Payload Ransomware Uses ChaCha20 and Curve25519 ECDH to Encrypt Windows Files
A new ransomware strain called Payload has been active since February 2026, targeting Windows systems globally with per-file encryption using ChaCha20 and Curve25519 ECDH.
A dangerous new ransomware strain called Payload has been quietly building a global victim list since it first appeared in February 2026. The group launched its leak site with a high-profile target and has since expanded operations across Egypt, Mexico, Poland, and beyond. What makes this threat stand out is not just its reach, but the technical sophistication behind how it locks down victim files.
Payload ransomware targets Windows systems and appends the ".payload" extension to every file it encrypts. Victims are greeted with a ransom note called RECOVER_payload.txt and given 240 hours to begin negotiations. By March 24, 2026, the group had already listed 50 victims on its leak site, ranging from real estate firms and logistics companies to manufacturers and technology providers. The group appears to focus on industries where downtime creates immediate financial pressure, with logistics and transportation firms sitting high on its target list, as do construction and real estate companies in the MENA region.

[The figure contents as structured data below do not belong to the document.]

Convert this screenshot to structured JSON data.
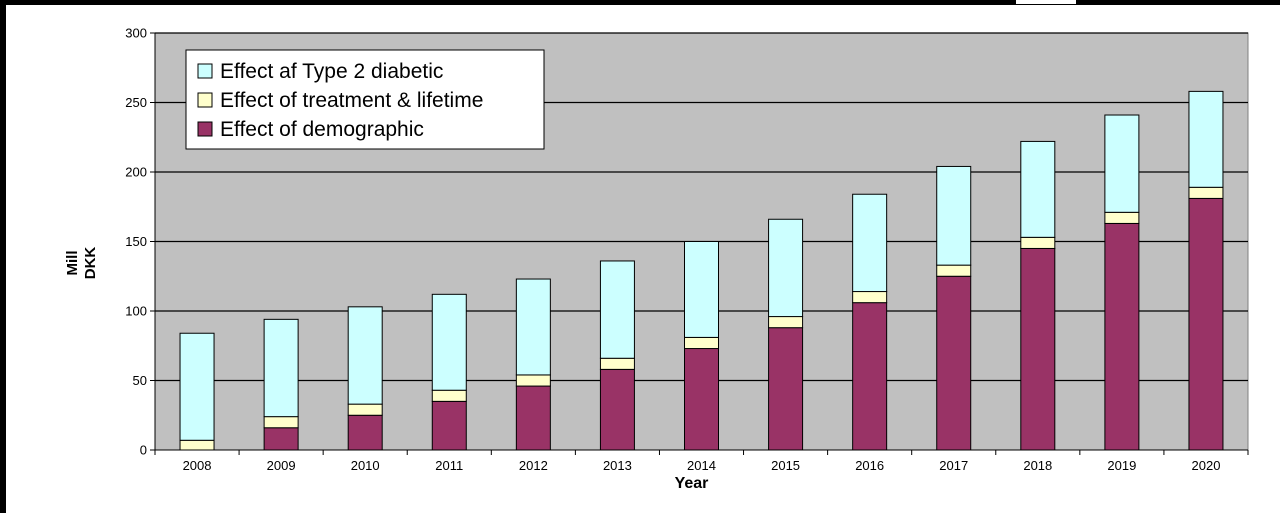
{
  "chart_data": {
    "type": "bar",
    "stacked": true,
    "title": "",
    "xlabel": "Year",
    "ylabel_lines": [
      "Mill",
      "DKK"
    ],
    "ylim": [
      0,
      300
    ],
    "yticks": [
      0,
      50,
      100,
      150,
      200,
      250,
      300
    ],
    "grid": true,
    "legend_position": "top-left",
    "plot_background": "#C0C0C0",
    "categories": [
      "2008",
      "2009",
      "2010",
      "2011",
      "2012",
      "2013",
      "2014",
      "2015",
      "2016",
      "2017",
      "2018",
      "2019",
      "2020"
    ],
    "series": [
      {
        "name": "Effect of demographic",
        "color": "#993366",
        "values": [
          0,
          16,
          25,
          35,
          46,
          58,
          73,
          88,
          106,
          125,
          145,
          163,
          181
        ]
      },
      {
        "name": "Effect of treatment & lifetime",
        "color": "#FFFFCC",
        "values": [
          7,
          8,
          8,
          8,
          8,
          8,
          8,
          8,
          8,
          8,
          8,
          8,
          8
        ]
      },
      {
        "name": "Effect af Type 2 diabetic",
        "color": "#CCFFFF",
        "values": [
          77,
          70,
          70,
          69,
          69,
          70,
          69,
          70,
          70,
          71,
          69,
          70,
          69
        ]
      }
    ],
    "legend_order": [
      "Effect af Type 2 diabetic",
      "Effect of treatment & lifetime",
      "Effect of demographic"
    ]
  }
}
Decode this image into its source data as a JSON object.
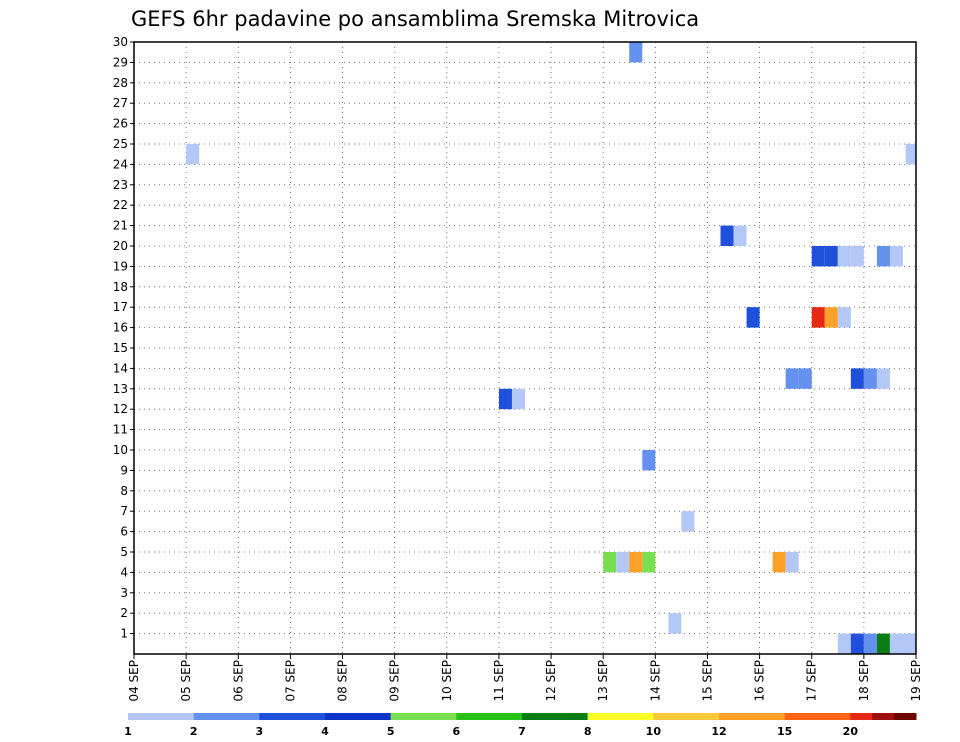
{
  "chart_data": {
    "type": "heatmap",
    "title": "GEFS 6hr padavine po ansamblima Sremska Mitrovica",
    "xlabel": "",
    "ylabel": "",
    "x_tick_labels": [
      "04 SEP",
      "05 SEP",
      "06 SEP",
      "07 SEP",
      "08 SEP",
      "09 SEP",
      "10 SEP",
      "11 SEP",
      "12 SEP",
      "13 SEP",
      "14 SEP",
      "15 SEP",
      "16 SEP",
      "17 SEP",
      "18 SEP",
      "19 SEP"
    ],
    "x_unit": "6-hour step (4 per day)",
    "xlim": [
      0,
      60
    ],
    "y_tick_labels": [
      "1",
      "2",
      "3",
      "4",
      "5",
      "6",
      "7",
      "8",
      "9",
      "10",
      "11",
      "12",
      "13",
      "14",
      "15",
      "16",
      "17",
      "18",
      "19",
      "20",
      "21",
      "22",
      "23",
      "24",
      "25",
      "26",
      "27",
      "28",
      "29",
      "30"
    ],
    "ylim": [
      0,
      30
    ],
    "grid": true,
    "colorbar": {
      "labels": [
        "1",
        "2",
        "3",
        "4",
        "5",
        "6",
        "7",
        "8",
        "10",
        "12",
        "15",
        "20"
      ],
      "colors": [
        "#b4c8f8",
        "#6490f0",
        "#1e50dc",
        "#0c32c8",
        "#78e050",
        "#28c014",
        "#0a7e14",
        "#ffff28",
        "#ffc83c",
        "#ffa028",
        "#ff6414",
        "#e62814",
        "#a00e0e",
        "#6e0000"
      ]
    },
    "cells": [
      {
        "step": 38.5,
        "member": 29.5,
        "color": "#6490f0"
      },
      {
        "step": 4.5,
        "member": 24.5,
        "color": "#b4c8f8"
      },
      {
        "step": 59.7,
        "member": 24.5,
        "color": "#b4c8f8"
      },
      {
        "step": 45.5,
        "member": 20.5,
        "color": "#1e50dc"
      },
      {
        "step": 46.5,
        "member": 20.5,
        "color": "#b4c8f8"
      },
      {
        "step": 52.5,
        "member": 19.5,
        "color": "#1e50dc"
      },
      {
        "step": 53.5,
        "member": 19.5,
        "color": "#1e50dc"
      },
      {
        "step": 54.5,
        "member": 19.5,
        "color": "#b4c8f8"
      },
      {
        "step": 55.5,
        "member": 19.5,
        "color": "#b4c8f8"
      },
      {
        "step": 57.5,
        "member": 19.5,
        "color": "#6490f0"
      },
      {
        "step": 58.5,
        "member": 19.5,
        "color": "#b4c8f8"
      },
      {
        "step": 47.5,
        "member": 16.5,
        "color": "#1e50dc"
      },
      {
        "step": 52.5,
        "member": 16.5,
        "color": "#e62814"
      },
      {
        "step": 53.5,
        "member": 16.5,
        "color": "#ffa028"
      },
      {
        "step": 54.5,
        "member": 16.5,
        "color": "#b4c8f8"
      },
      {
        "step": 50.5,
        "member": 13.5,
        "color": "#6490f0"
      },
      {
        "step": 51.5,
        "member": 13.5,
        "color": "#6490f0"
      },
      {
        "step": 55.5,
        "member": 13.5,
        "color": "#1e50dc"
      },
      {
        "step": 56.5,
        "member": 13.5,
        "color": "#6490f0"
      },
      {
        "step": 57.5,
        "member": 13.5,
        "color": "#b4c8f8"
      },
      {
        "step": 28.5,
        "member": 12.5,
        "color": "#1e50dc"
      },
      {
        "step": 29.5,
        "member": 12.5,
        "color": "#b4c8f8"
      },
      {
        "step": 39.5,
        "member": 9.5,
        "color": "#6490f0"
      },
      {
        "step": 42.5,
        "member": 6.5,
        "color": "#b4c8f8"
      },
      {
        "step": 36.5,
        "member": 4.5,
        "color": "#78e050"
      },
      {
        "step": 37.5,
        "member": 4.5,
        "color": "#b4c8f8"
      },
      {
        "step": 38.5,
        "member": 4.5,
        "color": "#ffa028"
      },
      {
        "step": 39.5,
        "member": 4.5,
        "color": "#78e050"
      },
      {
        "step": 49.5,
        "member": 4.5,
        "color": "#ffa028"
      },
      {
        "step": 50.5,
        "member": 4.5,
        "color": "#b4c8f8"
      },
      {
        "step": 41.5,
        "member": 1.5,
        "color": "#b4c8f8"
      },
      {
        "step": 54.5,
        "member": 0.5,
        "color": "#b4c8f8"
      },
      {
        "step": 55.5,
        "member": 0.5,
        "color": "#1e50dc"
      },
      {
        "step": 56.5,
        "member": 0.5,
        "color": "#6490f0"
      },
      {
        "step": 57.5,
        "member": 0.5,
        "color": "#0a7e14"
      },
      {
        "step": 58.5,
        "member": 0.5,
        "color": "#b4c8f8"
      },
      {
        "step": 59.5,
        "member": 0.5,
        "color": "#b4c8f8"
      }
    ]
  }
}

Dark Atlas said in a report shared with Cyber Security News that they conducted an in-depth technical analysis and found the group to be technically mature, with a well-designed encryption engine and aggressive steps taken to prevent detection. The malware carries a mutex named "MakeAmericaGreatAgain," which prevents multiple instances from running on the same machine. Before encryption begins, it deletes Windows shadow copies, patches event-tracing functions in memory, clears Windows Event Logs, and terminates dozens of database, backup, and office processes, leaving victims with very little to fall back on.
Payload ransomware uses a per-file encryption approach that makes recovery without the operator's private key essentially impossible. For each file, the malware generates a fresh 32-byte private key and a 12-byte nonce using Windows' own CryptGenRandom function. It then runs a Curve25519 ECDH operation, combining the victim's temporary key with the operator's embedded public key to produce a shared secret used directly as the ChaCha20 key. Files are encrypted in one-megabyte chunks, and a 56-byte footer is written to the end of every file when the process completes, holding the victim's temporary public key and the nonce wrapped in RC4 encryption using the three-byte key "FBI".
The ransomware supports three speed modes, automatically choosing between AVX2, SSE2, and a standard scalar path based on the victim's processor. It also uses direct Windows NT API calls rather than standard user-mode functions, helping it bypass security tools that monitor higher-level activity. One of the most alarming aspects of Payload ransomware is how aggressively it erases its own tracks. When the bypass-etw flag is active, the malware patches four key event-tracing functions inside Windows' ntdll library, silencing the system's ability to log what the ransomware is doing.
Organizations should monitor for RECOVER_payload.txt, the .payload file extension, and the log file written to \??\C:\payload.log. Security teams should also watch for sudden termination of backup and database services, as this often signals active ransomware deployment. Maintaining offline backups and protecting shadow copy services at the infrastructure level are critical steps in limiting the damage this threat can cause. The Payload should be tracked as an emerging ransomware operation with international ambitions, and monitoring its leak site, victim patterns, and future code changes will be essential as the group continues to grow.